“You have to decide what kind of difference you want to make.”
— Dr. Jane Goodall
You can now learn Dr. Jane Goodall’s Roots and Shoots program model through the University of Colorado Boulder on Coursera. It’s is an action-oriented online development course that will teach you how to identify and implement local service-learning campaigns using the Roots and Shoots program model. While designed for K-12 formal and informal educators in the US, the course materials can be easily used by anyone who wants to spark change in their community. We had the opportunity to hear from course instructor Dr. Brad McLain, who serves on the Board of Directors for the Jane Goodall Institute and is the current chair of Dr. Goodall’s Roots & Shoots education program.
What is Roots and Shoots?
Roots & Shoots is a youth service program of the Jane Goodall Institute founded in 1991. The mission is to foster respect and compassion for all living things, to promote understanding of all cultures and beliefs, and to inspire each individual to take action to make the world a better place for people, other animals, and the environment.
What led you to teach this course?
All through my career, I’ve been working in educational psychology and research. Eventually, the winding road led me to encounter Jane through her Roots and Shoots program which is an experiential service learning program.
What is this course about?
Roots and Shoots redesigned their program model into an online course, hoping to reach the largest possible audience. The course will give educators the tools they need to run their own Roots and Shoots clubs all over the world. I research identity based experiential learning theory, which is a philosophy of education. And so my portions of the Roots & Shoots course deal directly with that.
What is identity-based experiential learning theory (ID-BELT)?
It’s an educational philosophy where learning is equated with identity construction. ID-BELT is concerned with learning from direct first-person experience and a holistic perspective that goes beyond content to include the construction of knowledge, attitudes, beliefs, transfer of learning to new situations, personal relevance, meaning-making processes, and Identity Development.
ID-BELT changes the notion of learning from one of only content or skills acquisition to also consider the larger relationship of the learner to new knowledge and its potential integration into his or her self-perceptions as part of the world.
The success of a Roots and Shoots learning experience is not measured by how well a group of kids benefits a community on their first try. Success is measured in how well the experience develops identities for these kids as changemakers who are capable to come together and make the world a better place.
How else are Roots and Shoots impacting communities?
Marc Bekoff, the former professor at CU Boulder, has been conducting Roots and Shoots clubs in jail and doing it with inmates who are in desperate need of hope and in many cases, are looking for ways to not only improve the world but improve themselves.

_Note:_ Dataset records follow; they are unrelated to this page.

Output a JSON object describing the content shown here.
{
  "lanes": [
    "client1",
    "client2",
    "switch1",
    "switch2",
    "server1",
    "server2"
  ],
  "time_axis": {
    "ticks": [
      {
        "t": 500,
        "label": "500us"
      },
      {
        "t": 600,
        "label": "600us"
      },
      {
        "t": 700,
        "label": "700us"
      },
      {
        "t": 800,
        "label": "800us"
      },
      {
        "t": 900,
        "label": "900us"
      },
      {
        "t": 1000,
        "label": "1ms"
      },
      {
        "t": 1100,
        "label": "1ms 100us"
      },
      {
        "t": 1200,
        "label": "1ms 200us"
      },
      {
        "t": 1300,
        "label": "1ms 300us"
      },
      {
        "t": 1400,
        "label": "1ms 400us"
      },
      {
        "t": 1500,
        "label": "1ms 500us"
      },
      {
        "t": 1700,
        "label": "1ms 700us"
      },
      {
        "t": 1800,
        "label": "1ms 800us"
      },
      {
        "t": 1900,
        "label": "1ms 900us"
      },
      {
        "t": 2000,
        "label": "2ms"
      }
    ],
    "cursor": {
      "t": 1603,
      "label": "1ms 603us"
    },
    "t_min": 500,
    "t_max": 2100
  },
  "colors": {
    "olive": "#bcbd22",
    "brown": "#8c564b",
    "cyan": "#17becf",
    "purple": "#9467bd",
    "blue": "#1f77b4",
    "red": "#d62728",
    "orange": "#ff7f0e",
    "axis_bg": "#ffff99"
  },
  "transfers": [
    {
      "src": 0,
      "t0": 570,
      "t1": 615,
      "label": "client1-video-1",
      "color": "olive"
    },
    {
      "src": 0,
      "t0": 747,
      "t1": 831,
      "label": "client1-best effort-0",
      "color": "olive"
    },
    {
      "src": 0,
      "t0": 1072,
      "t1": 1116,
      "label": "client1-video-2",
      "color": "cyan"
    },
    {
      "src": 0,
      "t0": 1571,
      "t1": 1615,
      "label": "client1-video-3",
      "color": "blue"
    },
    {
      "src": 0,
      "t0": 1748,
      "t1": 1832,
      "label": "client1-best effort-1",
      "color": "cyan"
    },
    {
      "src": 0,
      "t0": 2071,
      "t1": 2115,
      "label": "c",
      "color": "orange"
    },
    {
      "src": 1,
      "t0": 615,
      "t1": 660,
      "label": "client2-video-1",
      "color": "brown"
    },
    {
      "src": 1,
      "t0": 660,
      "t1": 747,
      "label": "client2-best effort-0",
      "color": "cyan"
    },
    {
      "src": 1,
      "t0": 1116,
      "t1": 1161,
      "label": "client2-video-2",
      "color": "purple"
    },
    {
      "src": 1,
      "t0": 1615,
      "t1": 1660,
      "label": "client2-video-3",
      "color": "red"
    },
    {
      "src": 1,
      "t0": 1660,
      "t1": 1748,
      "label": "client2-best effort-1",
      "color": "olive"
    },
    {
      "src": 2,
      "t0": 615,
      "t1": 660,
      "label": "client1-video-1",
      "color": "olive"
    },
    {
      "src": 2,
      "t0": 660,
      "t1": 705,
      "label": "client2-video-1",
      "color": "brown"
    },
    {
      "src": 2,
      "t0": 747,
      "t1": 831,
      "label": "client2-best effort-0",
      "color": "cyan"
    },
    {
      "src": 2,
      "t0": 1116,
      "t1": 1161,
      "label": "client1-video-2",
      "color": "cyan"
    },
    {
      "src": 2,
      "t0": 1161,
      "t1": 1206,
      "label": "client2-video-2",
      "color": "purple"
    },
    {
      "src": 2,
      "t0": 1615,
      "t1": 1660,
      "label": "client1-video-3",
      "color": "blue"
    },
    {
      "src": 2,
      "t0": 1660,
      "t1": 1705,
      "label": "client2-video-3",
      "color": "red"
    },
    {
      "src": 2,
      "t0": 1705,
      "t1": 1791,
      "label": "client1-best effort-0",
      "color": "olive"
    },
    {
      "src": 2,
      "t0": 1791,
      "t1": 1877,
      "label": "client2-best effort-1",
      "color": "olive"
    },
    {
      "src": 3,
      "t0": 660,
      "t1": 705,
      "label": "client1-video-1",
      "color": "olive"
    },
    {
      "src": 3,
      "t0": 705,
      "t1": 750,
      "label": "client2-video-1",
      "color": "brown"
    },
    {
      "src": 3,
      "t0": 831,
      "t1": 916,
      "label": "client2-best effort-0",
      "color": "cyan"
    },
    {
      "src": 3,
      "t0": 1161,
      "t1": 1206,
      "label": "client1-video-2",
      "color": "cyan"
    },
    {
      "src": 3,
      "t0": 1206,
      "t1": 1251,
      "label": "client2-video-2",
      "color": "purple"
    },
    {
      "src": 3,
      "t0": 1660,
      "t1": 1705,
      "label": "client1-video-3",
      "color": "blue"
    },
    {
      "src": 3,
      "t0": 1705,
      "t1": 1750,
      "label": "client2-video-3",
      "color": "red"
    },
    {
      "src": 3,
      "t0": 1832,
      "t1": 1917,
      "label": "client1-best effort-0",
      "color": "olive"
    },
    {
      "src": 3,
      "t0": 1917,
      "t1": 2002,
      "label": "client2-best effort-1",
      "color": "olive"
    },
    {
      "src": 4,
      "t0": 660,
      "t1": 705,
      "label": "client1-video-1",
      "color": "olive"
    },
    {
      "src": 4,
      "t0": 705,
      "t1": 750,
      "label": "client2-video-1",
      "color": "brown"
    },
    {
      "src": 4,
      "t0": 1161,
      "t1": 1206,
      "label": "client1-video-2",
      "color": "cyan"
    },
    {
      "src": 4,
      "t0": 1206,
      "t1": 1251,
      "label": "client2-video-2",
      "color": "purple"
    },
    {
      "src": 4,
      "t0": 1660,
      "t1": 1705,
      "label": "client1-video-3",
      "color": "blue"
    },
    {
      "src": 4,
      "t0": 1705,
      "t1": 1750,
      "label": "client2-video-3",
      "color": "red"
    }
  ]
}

Who should take this course?
The course is designed for someone who wants to facilitate leadership within their community. It’s designed to be an approachable learning model and a comprehensive pathway for one to engage in their community. It’s a way to get involved immediately so you can already feel like your making a difference.
When someone takes the course, they learn the four steps that are part of the Roots and Shoots process. They also learn the background of experiential learning theory so they can apply it and understand the goals and methods of Roots and Shoots in a deeper way.
How has working for Roots and Shoots inspired you?
What’s really inspired me is working closely with Jane. She is always traveling around the world, spreading her message, showing young people that if she can ignite change in the world, they can too.